O Holocausto, a hedionda tentativa nazi de exterminar um povo inteiro, não foi apenas feito de campos de concentração, de câmaras de gás, de acções deliberadas de brigadas de assassinos uniformizados e de guetos que não passavam de estações intermédias entre a vida e a morte certa.
Houve uma outra faceta desses tempos que se traduziu numa perda de vidas igualmente grave e também de perda de identidades.
Foram as crianças esquecidas, as crianças judaicas que sobreviveram à ocupação nazi na Europa por passarem por crianças cristãs, acolhidas por famílias cristãs ou apenas escondidas do mundo.
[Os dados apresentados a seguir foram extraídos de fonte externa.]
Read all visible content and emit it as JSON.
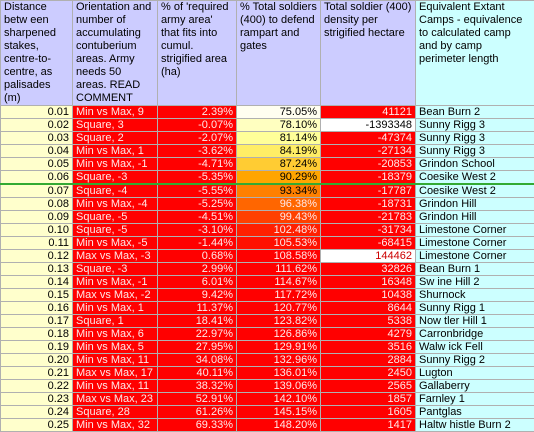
{
  "table": {
    "header": [
      "Distance betw een sharpened stakes, centre-to-centre, as palisades (m)",
      "Orientation and number of accumulating contuberium areas. Army needs 50 areas. READ COMMENT",
      "% of 'required army area' that fits into cumul. strigified area (ha)",
      "% Total soldiers (400) to defend rampart and gates",
      "Total soldier (400) density per strigified hectare",
      "Equivalent Extant Camps - equivalence to calculated camp and by camp perimeter length"
    ],
    "rows": [
      [
        "0.01",
        "Min vs Max, 9",
        "2.39%",
        "75.05%",
        "41121",
        "Bean Burn 2"
      ],
      [
        "0.02",
        "Square, 3",
        "-0.07%",
        "78.10%",
        "-1393348",
        "Sunny Rigg 3"
      ],
      [
        "0.03",
        "Square, 2",
        "-2.07%",
        "81.14%",
        "-47374",
        "Sunny Rigg 3"
      ],
      [
        "0.04",
        "Min vs Max, 1",
        "-3.62%",
        "84.19%",
        "-27134",
        "Sunny Rigg 3"
      ],
      [
        "0.05",
        "Min vs Max, -1",
        "-4.71%",
        "87.24%",
        "-20853",
        "Grindon School"
      ],
      [
        "0.06",
        "Square, -3",
        "-5.35%",
        "90.29%",
        "-18379",
        "Coesike West 2"
      ],
      [
        "0.07",
        "Square, -4",
        "-5.55%",
        "93.34%",
        "-17787",
        "Coesike West 2"
      ],
      [
        "0.08",
        "Min vs Max, -4",
        "-5.25%",
        "96.38%",
        "-18731",
        "Grindon Hill"
      ],
      [
        "0.09",
        "Square, -5",
        "-4.51%",
        "99.43%",
        "-21783",
        "Grindon Hill"
      ],
      [
        "0.10",
        "Square, -5",
        "-3.10%",
        "102.48%",
        "-31734",
        "Limestone Corner"
      ],
      [
        "0.11",
        "Min vs Max, -5",
        "-1.44%",
        "105.53%",
        "-68415",
        "Limestone Corner"
      ],
      [
        "0.12",
        "Max vs Max, -3",
        "0.68%",
        "108.58%",
        "144462",
        "Limestone Corner"
      ],
      [
        "0.13",
        "Square, -3",
        "2.99%",
        "111.62%",
        "32826",
        "Bean Burn 1"
      ],
      [
        "0.14",
        "Min vs Max, -1",
        "6.01%",
        "114.67%",
        "16348",
        "Sw ine Hill 2"
      ],
      [
        "0.15",
        "Max vs Max, -2",
        "9.42%",
        "117.72%",
        "10438",
        "Shurnock"
      ],
      [
        "0.16",
        "Min vs Max, 1",
        "11.37%",
        "120.77%",
        "8644",
        "Sunny Rigg 1"
      ],
      [
        "0.17",
        "Square, 1",
        "18.41%",
        "123.82%",
        "5338",
        "Now tler Hill 1"
      ],
      [
        "0.18",
        "Min vs Max, 6",
        "22.97%",
        "126.86%",
        "4279",
        "Carronbridge"
      ],
      [
        "0.19",
        "Min vs Max, 5",
        "27.95%",
        "129.91%",
        "3516",
        "Walw ick Fell"
      ],
      [
        "0.20",
        "Min vs Max, 11",
        "34.08%",
        "132.96%",
        "2884",
        "Sunny Rigg 2"
      ],
      [
        "0.21",
        "Max vs Max, 17",
        "40.11%",
        "136.01%",
        "2450",
        "Lugton"
      ],
      [
        "0.22",
        "Min vs Max, 11",
        "38.32%",
        "139.06%",
        "2565",
        "Gallaberry"
      ],
      [
        "0.23",
        "Max vs Max, 23",
        "52.91%",
        "142.10%",
        "1857",
        "Farnley 1"
      ],
      [
        "0.24",
        "Square, 28",
        "61.26%",
        "145.15%",
        "1605",
        "Pantglas"
      ],
      [
        "0.25",
        "Min vs Max, 32",
        "69.33%",
        "148.20%",
        "1417",
        "Haltw histle Burn 2"
      ]
    ]
  }
}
Esta é a realidade retratada pela obra "Memórias do Silêncio" (ed. Vogais, tradução minha), do americano Robert D. Rosen, que a descobriu quase por acaso à mesa de um jantar da Páscoa judaica. Tomando como ponto de partida os relatos autobiográficos de três mulheres que, em crianças, mudaram, de certa forma, de identidade (pessoal e religiosa), o autor abre a porta à revelação de um mundo pouco conhecido mas trágico: estas pessoas não sobreviveram apenas à guerra e ao extermínio (e muitas outras não sobreviveram) como carregam consigo a cruz de, sem terem sofrido os horrores dos campos de concentração, serem tão vítimas do Holocausto como todos os outros sobreviventes. São duas vezes vítimas.
"Memórias do Silêncio" expõe um aspecto menos conhecido da Segunda Guerra Mundial e fá-lo de uma forma hábil: o efeito do mal enraíza-se duranta a leitura e só depois é que se faz sentir com mais força, deixando as recordações bem vivas.